Book Review of Legion: 2 Treasure Boxes
Publisher: Audible Frontiers, Listening Length: 2 hours and 8 minutes (88 pages), ASIN: B009KEZ6F6
Brandon Sanderson has written numerous books and series in the fantasy genre including the Mistborn Series, the Alcatraz Series, The Stormlight Archive series, several stand alone novels and he completed the last three books in the Wheel of Time series working with Robert Jordan’s notes. Legion is a novella and it is also in a completely different genre, primarily crime drama but with a twist. The main protagonist, Stephen Leeds, is a genius, but the only way he can access his mental abilities is through hallucinations. He creates numerous aspects of himself that he communicates with to help him solve mysteries. The story is told in a first person narrative strictly from Stephen’s point of view, excluding any of his aspects. Instead the thoughts of these other personae are only shared through their conversation with Stephen.

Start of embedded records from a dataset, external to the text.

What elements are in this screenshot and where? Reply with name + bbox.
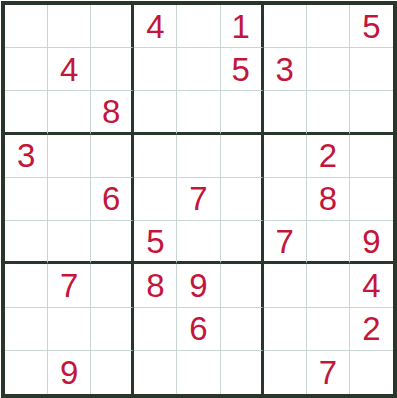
cell-r7c4: 8	[134, 264, 177, 307]
cell-r1c7[interactable]	[264, 5, 307, 48]
cell-r3c7[interactable]	[264, 91, 307, 134]
cell-r2c8[interactable]	[307, 48, 350, 91]
cell-r3c6[interactable]	[221, 91, 264, 134]
cell-r9c1[interactable]	[5, 351, 48, 394]
given-digit: 8	[102, 95, 120, 128]
cell-r3c1[interactable]	[5, 91, 48, 134]
cell-r6c8[interactable]	[307, 221, 350, 264]
cell-r5c4[interactable]	[134, 178, 177, 221]
cell-r9c3[interactable]	[91, 351, 134, 394]
cell-r1c4: 4	[134, 5, 177, 48]
given-digit: 9	[362, 225, 380, 258]
cell-r7c8[interactable]	[307, 264, 350, 307]
cell-r2c9[interactable]	[350, 48, 393, 91]
given-digit: 3	[276, 53, 294, 86]
cell-r6c2[interactable]	[48, 221, 91, 264]
cell-r3c5[interactable]	[177, 91, 220, 134]
cell-r3c2[interactable]	[48, 91, 91, 134]
cell-r8c7[interactable]	[264, 308, 307, 351]
cell-r4c2[interactable]	[48, 135, 91, 178]
cell-r8c5: 6	[177, 308, 220, 351]
cell-r2c4[interactable]	[134, 48, 177, 91]
cell-r8c3[interactable]	[91, 308, 134, 351]
given-digit: 2	[362, 312, 380, 345]
cell-r2c1[interactable]	[5, 48, 48, 91]
cell-r5c5: 7	[177, 178, 220, 221]
given-digit: 7	[319, 356, 337, 389]
cell-r2c6: 5	[221, 48, 264, 91]
cell-r4c1: 3	[5, 135, 48, 178]
cell-r1c2[interactable]	[48, 5, 91, 48]
cell-r4c5[interactable]	[177, 135, 220, 178]
cell-r6c9: 9	[350, 221, 393, 264]
given-digit: 5	[231, 53, 249, 86]
given-digit: 1	[231, 10, 249, 43]
cell-r8c4[interactable]	[134, 308, 177, 351]
cell-r7c5: 9	[177, 264, 220, 307]
cell-r6c7: 7	[264, 221, 307, 264]
given-digit: 4	[60, 53, 78, 86]
given-digit: 5	[146, 225, 164, 258]
cell-r7c6[interactable]	[221, 264, 264, 307]
cell-r8c8[interactable]	[307, 308, 350, 351]
cell-r8c1[interactable]	[5, 308, 48, 351]
cell-r3c9[interactable]	[350, 91, 393, 134]
sudoku-board: 41545383267857978946297	[1, 1, 397, 398]
cell-r8c2[interactable]	[48, 308, 91, 351]
cell-r6c1[interactable]	[5, 221, 48, 264]
cell-r9c9[interactable]	[350, 351, 393, 394]
cell-r1c1[interactable]	[5, 5, 48, 48]
given-digit: 4	[362, 269, 380, 302]
given-digit: 7	[276, 225, 294, 258]
cell-r7c3[interactable]	[91, 264, 134, 307]
cell-r5c9[interactable]	[350, 178, 393, 221]
cell-r3c8[interactable]	[307, 91, 350, 134]
cell-r6c3[interactable]	[91, 221, 134, 264]
cell-r6c6[interactable]	[221, 221, 264, 264]
cell-r6c4: 5	[134, 221, 177, 264]
sudoku-page: 41545383267857978946297	[0, 0, 397, 398]
cell-r4c9[interactable]	[350, 135, 393, 178]
given-digit: 6	[189, 312, 207, 345]
cell-r5c2[interactable]	[48, 178, 91, 221]
cell-r5c6[interactable]	[221, 178, 264, 221]
cell-r9c6[interactable]	[221, 351, 264, 394]
cell-r9c7[interactable]	[264, 351, 307, 394]
given-digit: 6	[102, 182, 120, 215]
cell-r9c5[interactable]	[177, 351, 220, 394]
cell-r5c3: 6	[91, 178, 134, 221]
cell-r1c3[interactable]	[91, 5, 134, 48]
cell-r2c7: 3	[264, 48, 307, 91]
cell-r1c5[interactable]	[177, 5, 220, 48]
given-digit: 9	[60, 356, 78, 389]
given-digit: 4	[146, 10, 164, 43]
given-digit: 9	[189, 269, 207, 302]
cell-r6c5[interactable]	[177, 221, 220, 264]
given-digit: 2	[319, 139, 337, 172]
cell-r2c3[interactable]	[91, 48, 134, 91]
cell-r4c3[interactable]	[91, 135, 134, 178]
cell-r1c9: 5	[350, 5, 393, 48]
cell-r5c7[interactable]	[264, 178, 307, 221]
given-digit: 7	[60, 269, 78, 302]
cell-r4c8: 2	[307, 135, 350, 178]
cell-r7c7[interactable]	[264, 264, 307, 307]
cell-r2c2: 4	[48, 48, 91, 91]
cell-r3c3: 8	[91, 91, 134, 134]
cell-r5c8: 8	[307, 178, 350, 221]
given-digit: 7	[189, 182, 207, 215]
cell-r1c8[interactable]	[307, 5, 350, 48]
cell-r3c4[interactable]	[134, 91, 177, 134]
cell-r4c4[interactable]	[134, 135, 177, 178]
given-digit: 3	[17, 139, 35, 172]
cell-r9c2: 9	[48, 351, 91, 394]
cell-r1c6: 1	[221, 5, 264, 48]
given-digit: 8	[319, 182, 337, 215]
given-digit: 8	[146, 269, 164, 302]
cell-r5c1[interactable]	[5, 178, 48, 221]
cell-r4c6[interactable]	[221, 135, 264, 178]
cell-r8c9: 2	[350, 308, 393, 351]
cell-r9c8: 7	[307, 351, 350, 394]
given-digit: 5	[362, 10, 380, 43]
cell-r2c5[interactable]	[177, 48, 220, 91]
cell-r7c9: 4	[350, 264, 393, 307]
cell-r4c7[interactable]	[264, 135, 307, 178]
cell-r9c4[interactable]	[134, 351, 177, 394]
cell-r7c1[interactable]	[5, 264, 48, 307]
cell-r8c6[interactable]	[221, 308, 264, 351]
cell-r7c2: 7	[48, 264, 91, 307]
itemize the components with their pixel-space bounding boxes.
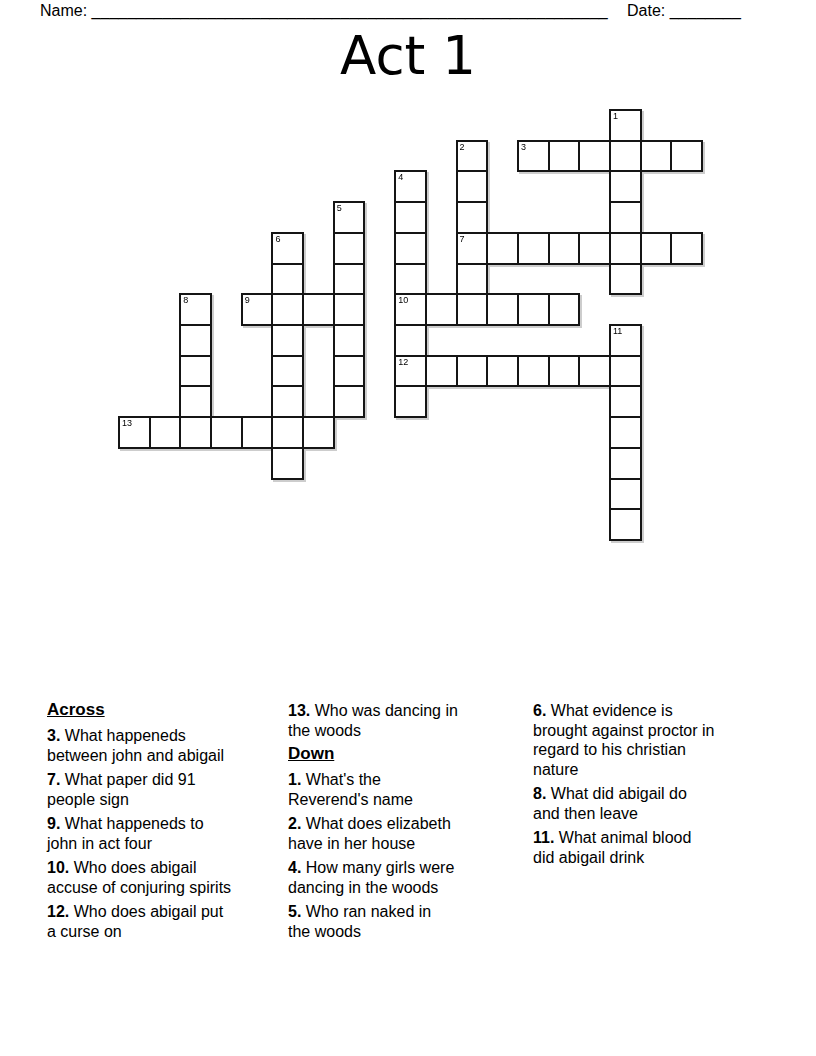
- grid-cell-r8-c12[interactable]: [486, 355, 519, 388]
- grid-cell-r5-c11[interactable]: [456, 263, 489, 296]
- clue-number: 7.: [47, 771, 60, 788]
- grid-cell-r6-c2[interactable]: 8: [179, 293, 212, 326]
- worksheet-page: { "game": "crossword", "header": { "name…: [0, 0, 816, 1056]
- clue-text: Who does abigail put a curse on: [47, 903, 223, 940]
- grid-cell-r6-c4[interactable]: 9: [241, 293, 274, 326]
- grid-cell-r8-c13[interactable]: [517, 355, 550, 388]
- clue-number: 2.: [288, 815, 301, 832]
- clue-text: What evidence is brought against proctor…: [533, 702, 714, 778]
- clue-number: 3.: [47, 727, 60, 744]
- grid-cell-r3-c16[interactable]: [609, 201, 642, 234]
- clue-number: 5.: [288, 903, 301, 920]
- cell-number: 11: [613, 326, 622, 336]
- cell-number: 3: [521, 142, 526, 152]
- grid-cell-r8-c16[interactable]: [609, 355, 642, 388]
- grid-cell-r8-c5[interactable]: [271, 355, 304, 388]
- grid-cell-r5-c7[interactable]: [333, 263, 366, 296]
- clue-1: 1. What's the Reverend's name: [288, 770, 538, 809]
- clue-column-3: 6. What evidence is brought against proc…: [533, 701, 783, 872]
- clue-text: What animal blood did abigail drink: [533, 829, 691, 866]
- crossword-grid: 12345678910111213: [119, 110, 702, 540]
- clue-9: 9. What happeneds to john in act four: [47, 814, 297, 853]
- grid-cell-r10-c3[interactable]: [210, 416, 243, 449]
- clue-5: 5. Who ran naked in the woods: [288, 902, 538, 941]
- clue-text: What did abigail do and then leave: [533, 785, 687, 822]
- grid-cell-r4-c11[interactable]: 7: [456, 232, 489, 265]
- cell-number: 12: [398, 357, 408, 367]
- grid-cell-r7-c7[interactable]: [333, 324, 366, 357]
- down-heading: Down: [288, 745, 538, 763]
- grid-cell-r8-c7[interactable]: [333, 355, 366, 388]
- grid-cell-r1-c13[interactable]: 3: [517, 140, 550, 173]
- clue-text: How many girls were dancing in the woods: [288, 859, 454, 896]
- date-label: Date:: [627, 2, 665, 19]
- grid-cell-r9-c2[interactable]: [179, 385, 212, 418]
- grid-cell-r12-c16[interactable]: [609, 478, 642, 511]
- grid-cell-r2-c9[interactable]: 4: [394, 170, 427, 203]
- clue-number: 1.: [288, 771, 301, 788]
- name-blank-line[interactable]: ________________________________________…: [92, 2, 608, 19]
- grid-cell-r11-c16[interactable]: [609, 447, 642, 480]
- clue-number: 13.: [288, 702, 310, 719]
- grid-cell-r1-c14[interactable]: [548, 140, 581, 173]
- grid-cell-r9-c16[interactable]: [609, 385, 642, 418]
- cell-number: 4: [398, 172, 403, 182]
- clue-number: 10.: [47, 859, 69, 876]
- grid-cell-r1-c15[interactable]: [578, 140, 611, 173]
- cell-number: 6: [275, 234, 280, 244]
- name-label: Name:: [40, 2, 87, 19]
- clue-2: 2. What does elizabeth have in her house: [288, 814, 538, 853]
- clue-number: 12.: [47, 903, 69, 920]
- grid-cell-r1-c18[interactable]: [670, 140, 703, 173]
- grid-cell-r6-c10[interactable]: [425, 293, 458, 326]
- grid-cell-r4-c9[interactable]: [394, 232, 427, 265]
- clue-column-2: 13. Who was dancing in the woodsDown1. W…: [288, 701, 538, 946]
- clue-13: 13. Who was dancing in the woods: [288, 701, 538, 740]
- grid-cell-r4-c13[interactable]: [517, 232, 550, 265]
- grid-cell-r7-c16[interactable]: 11: [609, 324, 642, 357]
- clue-number: 4.: [288, 859, 301, 876]
- grid-cell-r6-c5[interactable]: [271, 293, 304, 326]
- grid-cell-r10-c16[interactable]: [609, 416, 642, 449]
- cell-number: 10: [398, 295, 408, 305]
- grid-cell-r1-c11[interactable]: 2: [456, 140, 489, 173]
- grid-cell-r7-c9[interactable]: [394, 324, 427, 357]
- cell-number: 7: [460, 234, 465, 244]
- cell-number: 13: [122, 418, 132, 428]
- grid-cell-r10-c2[interactable]: [179, 416, 212, 449]
- grid-cell-r7-c5[interactable]: [271, 324, 304, 357]
- grid-cell-r8-c11[interactable]: [456, 355, 489, 388]
- grid-cell-r2-c11[interactable]: [456, 170, 489, 203]
- clue-7: 7. What paper did 91 people sign: [47, 770, 297, 809]
- grid-cell-r6-c9[interactable]: 10: [394, 293, 427, 326]
- grid-cell-r10-c6[interactable]: [302, 416, 335, 449]
- grid-cell-r2-c16[interactable]: [609, 170, 642, 203]
- clue-11: 11. What animal blood did abigail drink: [533, 828, 783, 867]
- grid-cell-r8-c14[interactable]: [548, 355, 581, 388]
- clue-text: What happeneds to john in act four: [47, 815, 204, 852]
- clue-text: Who does abigail accuse of conjuring spi…: [47, 859, 231, 896]
- grid-cell-r9-c5[interactable]: [271, 385, 304, 418]
- cell-number: 1: [613, 111, 618, 121]
- date-row: Date: ________: [627, 2, 741, 20]
- cell-number: 5: [337, 203, 342, 213]
- cell-number: 8: [183, 295, 188, 305]
- grid-cell-r3-c11[interactable]: [456, 201, 489, 234]
- grid-cell-r9-c9[interactable]: [394, 385, 427, 418]
- grid-cell-r4-c14[interactable]: [548, 232, 581, 265]
- grid-cell-r6-c6[interactable]: [302, 293, 335, 326]
- clue-number: 9.: [47, 815, 60, 832]
- grid-cell-r4-c7[interactable]: [333, 232, 366, 265]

The cover is awesome and it says it all; it shows a black and white faceless Stephen with silhouettes of his different personae trailing him. The story was intriguing from the first line where Stephen claims he is quite sane, but his hallucinations are all mad. Stephen’s genius is fragmented, and he can only access it through the different personalities that he has created. He treats each aspect of his personality like a real person and each has their own bedroom in his large mansion, (representing his mind) although no one else can see them. This story addresses several themes including mental illness, the fragility of faith, the self-serving needs of terrorist groups and the potential for harm that spring from new technologies.
The story introduces an interesting new concept, and begs the question, what if a picture could be taken of any place or event in the past? What potential damage could this cause? Conversely what potential good could it cause?
Legion is a standalone novella that immediately grabs the reader’s interest and then quickly builds up steam with plenty of action. The ending is satisfying and plausible. I recommend this novella as a good quick read, and it is only 88 pages. I am hoping Mr. Sanderson will create some new cases for Stephen and crew in the future.
Question to Ponder:
If you could take a picture of a any past event, what would you like to take a picture of?